Version	Known Vulnerability	Expected Finding
`b3561`	CVE-2024-23496 (heap overflow in metadata parsing)	Crash via `metadata.key_length` or `metadata.string_value`
`b3561`	Cisco Talos tensor info bugs (TALOS-2024-1912 through 1916)	Crash via `tensorinfo.dim_overflow` or `tensorinfo.offset`

TALOS CVE-Targeted Seeds¶

Beyond version pinning, Crucible provides reconstruction seeds that target specific vulnerability patterns from published CVEs. These are particularly useful for validating that mutation strategies cover known bug classes:

crucible-gen --talos

This produces seeds in corpus/reconstructed/ that exercise:

Seed	CVE Pattern	What It Exercises
`talos-1912-array-string-overflow.gguf`	TALOS-2024-1912	Array string length overflow
`talos-1913-string-length-wrap.gguf`	TALOS-2024-1913	String length integer wrap
`talos-1914-ndims-oob.gguf`	TALOS-2024-1914	Out-of-bounds dimension count
`talos-1915-tensor-count-overflow.gguf`	TALOS-2024-1915	Tensor count integer overflow
`talos-1916-kv-count-overflow.gguf`	TALOS-2024-1916	Metadata KV count overflow
`databricks-array-size-wrap.gguf`	Databricks CVEs	Array size integer wrap
`databricks-type-index-oob.gguf`	Databricks CVEs	Type index out-of-bounds

These seeds prime the fuzzer to explore code paths around known bug patterns, increasing the chance of finding regressions or patch bypasses.

Regression validation strategy

Run TALOS seeds against a pinned vulnerable version first to confirm they trigger the expected crash, then run against the latest version to verify the fix holds. Historical CVE data shows that integer overflow patches in GGUF parsers have been bypassed at least twice (CVE-2025-53630 → CVE-2026-27940 → CVE-2026-33298).

Workflow¶

1. Pin to a Vulnerable Version¶

make -C targets/llamacpp pin-version LLAMA_CPP_VERSION=b3561

2. Build the Harness¶

make harness-libfuzzer LLAMA_CPP=~/src/llama.cpp

3. Generate CVE-Targeted Seeds¶

crucible-gen --talos

This produces reconstruction seeds in corpus/reconstructed/ based on known vulnerability patterns from Cisco Talos and other researchers.

4. Run a Focused Campaign¶

crucible run \
  --harness ./crucible-libfuzzer \
  --corpus ./corpus \
  --output ./crashes/regression \
  --jobs 8 \
  --timeout 30s

5. Verify Crashes¶

crucible triage --crashes ./crashes/regression --output ./reports/regression

Expected outcome

Against b3561, a well-seeded campaign should find heap buffer overflow crashes within the first hour.

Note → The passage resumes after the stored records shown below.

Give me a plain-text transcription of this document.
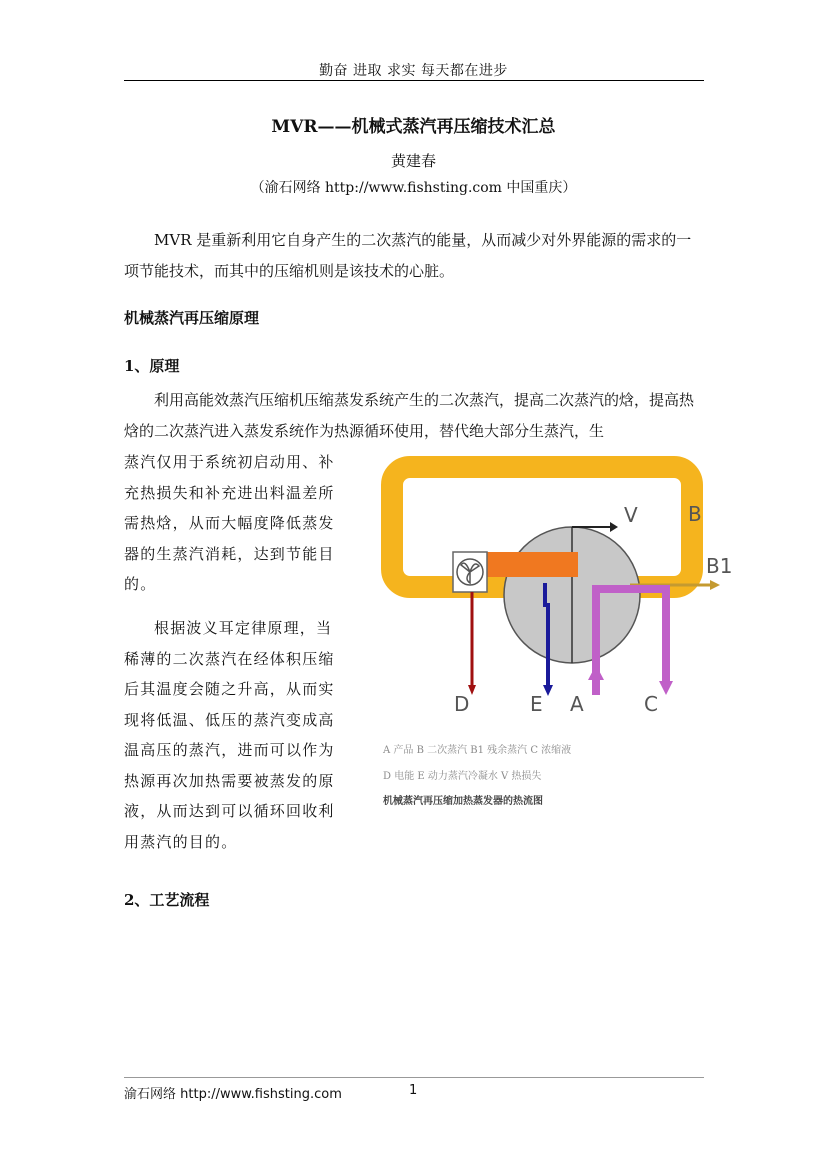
勤奋 进取 求实 每天都在进步
MVR——机械式蒸汽再压缩技术汇总
黄建春
（渝石网络 http://www.fishsting.com 中国重庆）
MVR 是重新利用它自身产生的二次蒸汽的能量，从而减少对外界能源的需求的一项节能技术，而其中的压缩机则是该技术的心脏。
机械蒸汽再压缩原理
1、原理
利用高能效蒸汽压缩机压缩蒸发系统产生的二次蒸汽，提高二次蒸汽的焓，提高热焓的二次蒸汽进入蒸发系统作为热源循环使用，替代绝大部分生蒸汽，生
蒸汽仅用于系统初启动用、补充热损失和补充进出料温差所需热焓，从而大幅度降低蒸发器的生蒸汽消耗，达到节能目的。
根据波义耳定律原理，当稀薄的二次蒸汽在经体积压缩后其温度会随之升高，从而实现将低温、低压的蒸汽变成高温高压的蒸汽，进而可以作为热源再次加热需要被蒸发的原液，从而达到可以循环回收利用蒸汽的目的。
V	B
B1
D	E A	C
A 产品 B 二次蒸汽 B1 残余蒸汽 C 浓缩液
D 电能 E 动力蒸汽冷凝水 V 热损失
机械蒸汽再压缩加热蒸发器的热流图
2、工艺流程
渝石网络 http://www.fishsting.com	1
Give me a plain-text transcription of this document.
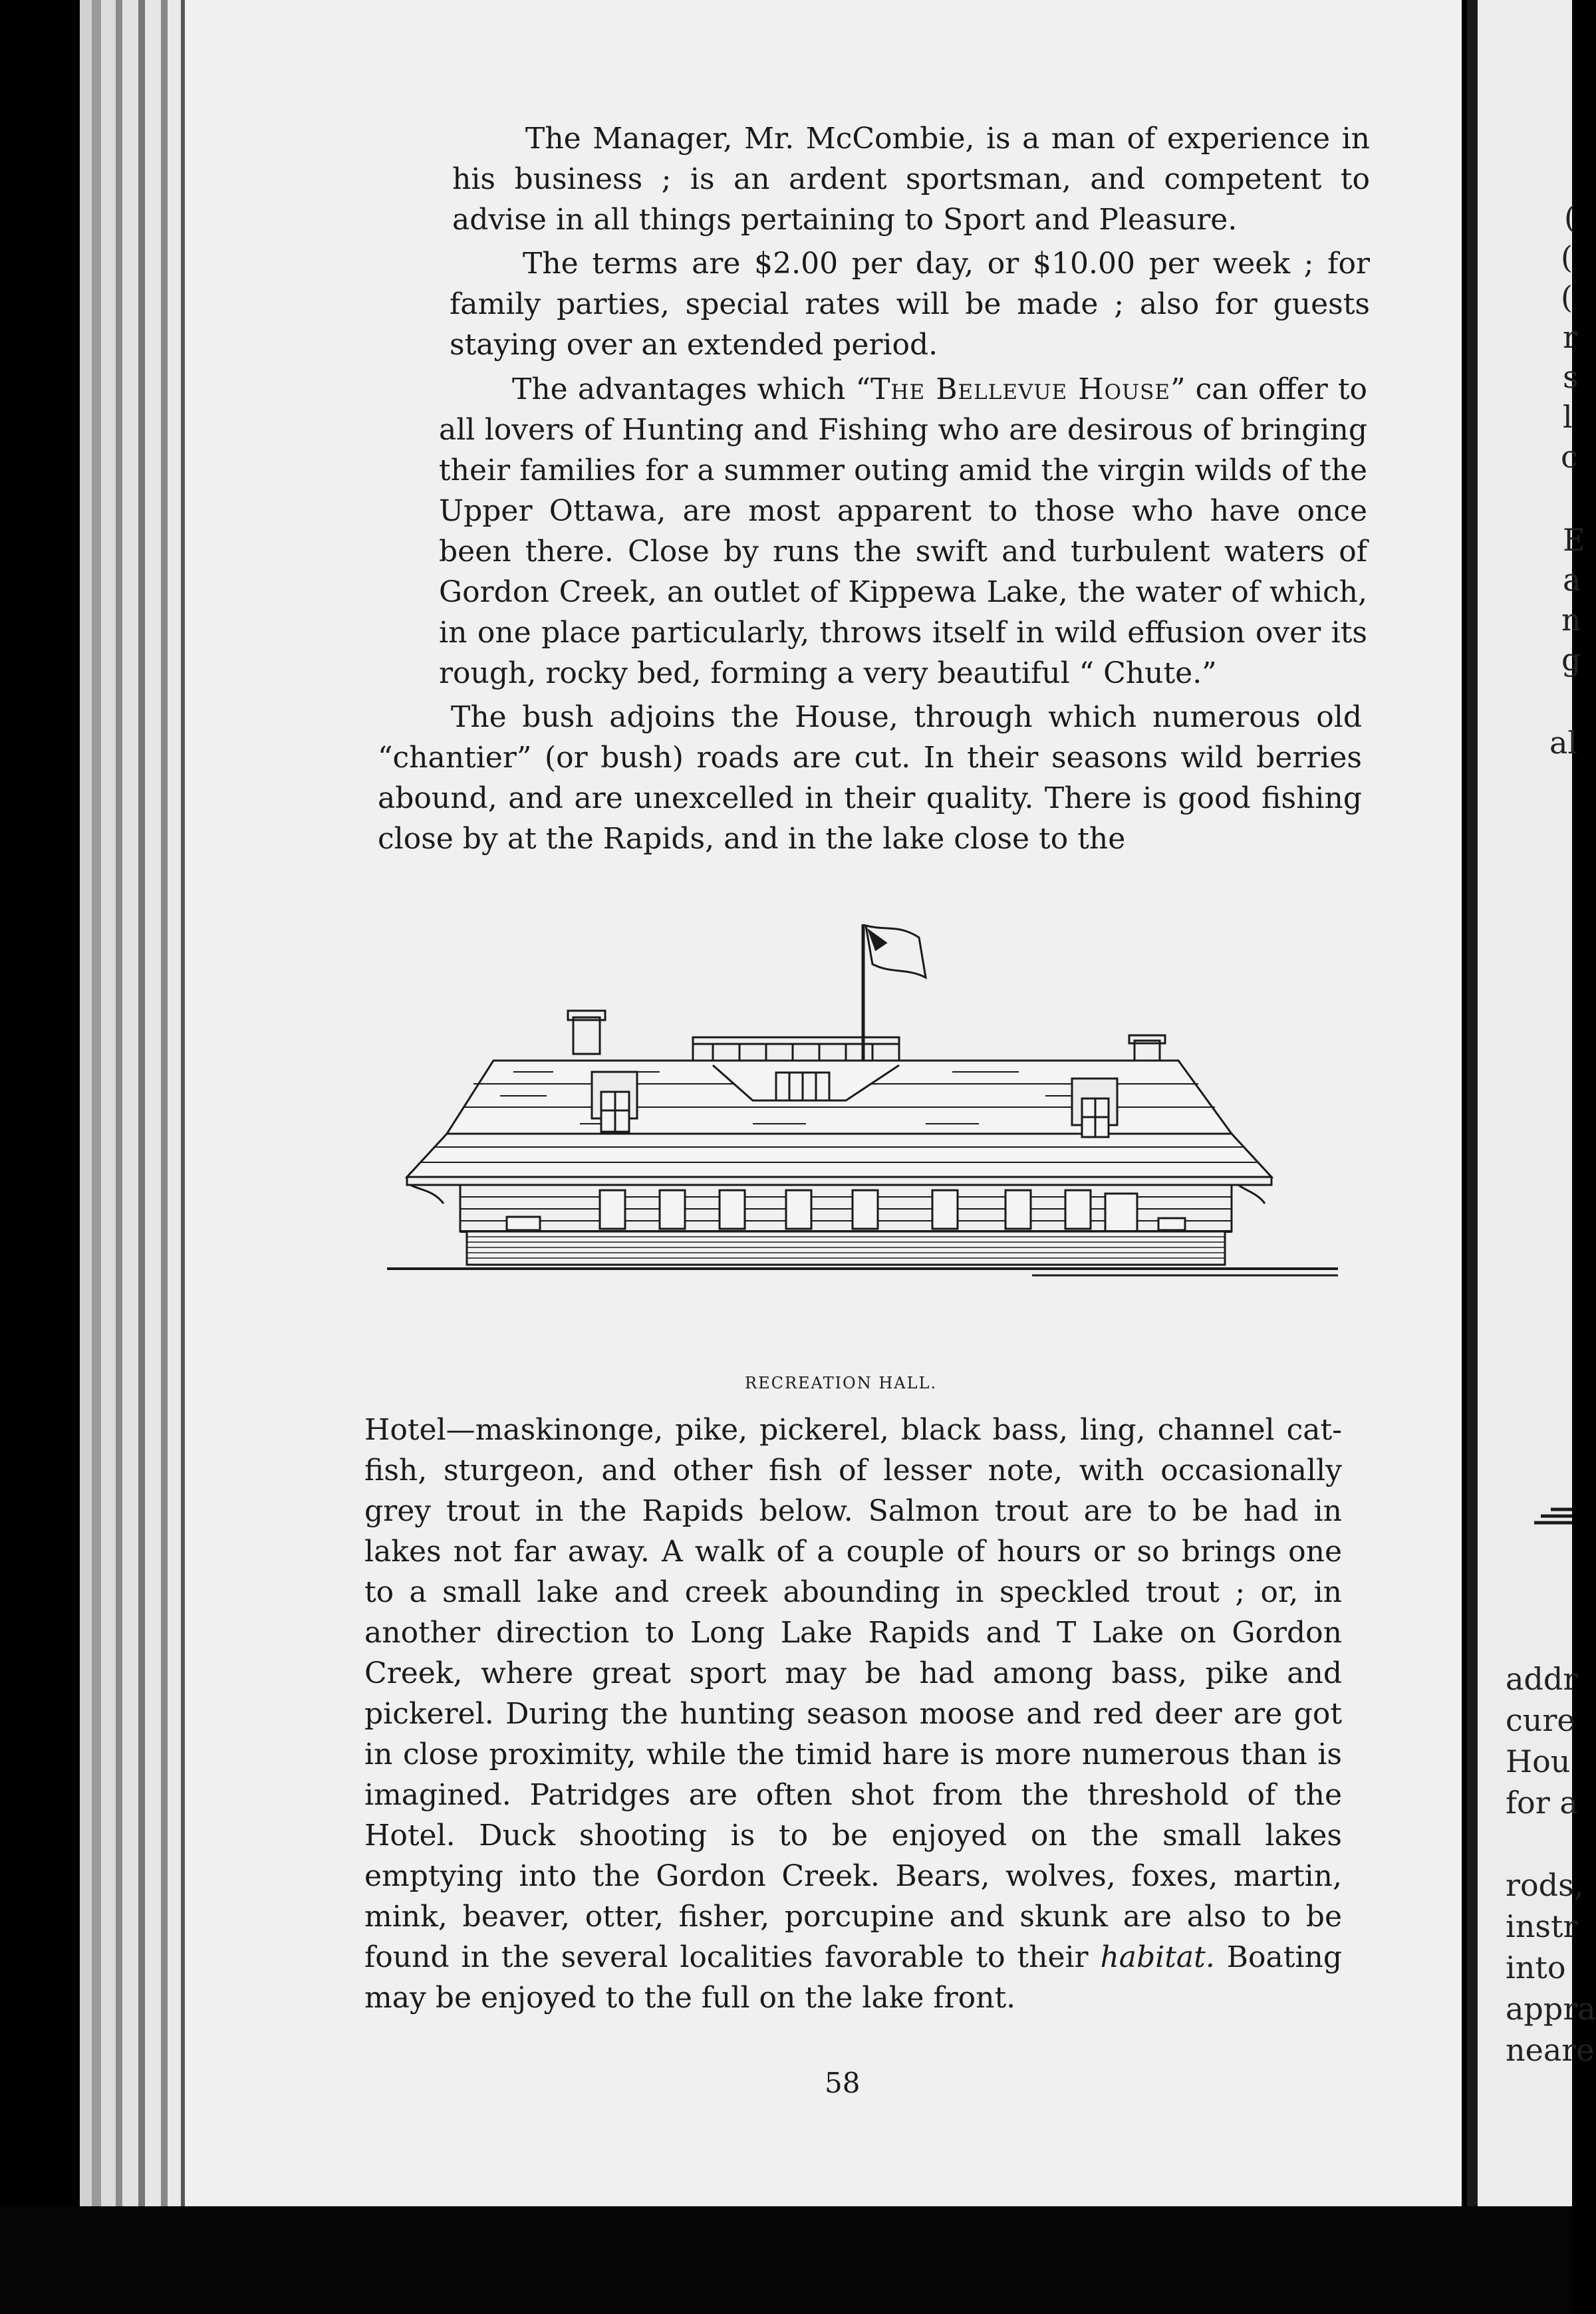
The Manager, Mr. McCombie, is a man of experience in his business ; is an ardent sportsman, and competent to advise in all things pertaining to Sport and Pleasure.

The terms are $2.00 per day, or $10.00 per week ; for family parties, special rates will be made ; also for guests staying over an extended period.

The advantages which “The Bellevue House” can offer to all lovers of Hunting and Fishing who are desirous of bringing their families for a summer outing amid the virgin wilds of the Upper Ottawa, are most apparent to those who have once been there. Close by runs the swift and turbulent waters of Gordon Creek, an outlet of Kippewa Lake, the water of which, in one place particularly, throws itself in wild effusion over its rough, rocky bed, forming a very beautiful “ Chute.”

The bush adjoins the House, through which numerous old “chantier” (or bush) roads are cut. In their seasons wild berries abound, and are unexcelled in their quality. There is good fishing close by at the Rapids, and in the lake close to the

RECREATION HALL.

Hotel—maskinonge, pike, pickerel, black bass, ling, channel cat-fish, sturgeon, and other fish of lesser note, with occasionally grey trout in the Rapids below. Salmon trout are to be had in lakes not far away. A walk of a couple of hours or so brings one to a small lake and creek abounding in speckled trout ; or, in another direction to Long Lake Rapids and T Lake on Gordon Creek, where great sport may be had among bass, pike and pickerel. During the hunting season moose and red deer are got in close proximity, while the timid hare is more numerous than is imagined. Patridges are often shot from the threshold of the Hotel. Duck shooting is to be enjoyed on the small lakes emptying into the Gordon Creek. Bears, wolves, foxes, martin, mink, beaver, otter, fisher, porcupine and skunk are also to be found in the several localities favorable to their habitat. Boating may be enjoyed to the full on the lake front.

58
(
(
(
r
s
l
c
E
a
n
g
al
addr
cure
Hou
for a
rods,
instr
into
appra
neare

If the regression test does not find known bugs, investigate whether:

The CVE-targeted seeds are present in the corpus
The harness exercises the affected code path
Sanitizers are properly enabled in the build

Comparing Versions¶

Run the same reproducer against both the vulnerable and patched versions to confirm a fix:

# Against vulnerable version
./crucible-libfuzzer-b3561 crashes/regression/crash-abc123

# Against patched version
./crucible-libfuzzer crashes/regression/crash-abc123

If the crash reproduces on the old version but not the new one, the fix is confirmed. If it crashes on both, the bug may not have been fully patched.

Adding New Regression Targets¶

When Crucible discovers a new vulnerability:

Record the affected commit and the reproducer file
Add the reproducer to corpus/minimal/ for future seeding
Document the version and expected crash in this workflow
Periodically re-run regression tests after updating Crucible's mutation strategies

Multi-Target Regression¶

Crucible supports regression testing across multiple projects. When a vulnerability is found in shared code (e.g., gguf.cpp used by llama.cpp, whisper.cpp, and MLX), test the reproducer against all consumers:

# Test a GGUF reproducer against multiple targets
./crucible-libfuzzer crashes/regression/crash-abc123          # llama.cpp
./crucible-libfuzzer-whisper crashes/regression/crash-abc123  # whisper.cpp
./crucible-libfuzzer-mlx-gguf crashes/regression/crash-abc123 # Apple MLX

This cross-project validation has revealed cases where a fix applied to llama.cpp was not backported to downstream consumers, or where a vendored fork (like Ollama's llama.cpp) lags behind upstream security patches.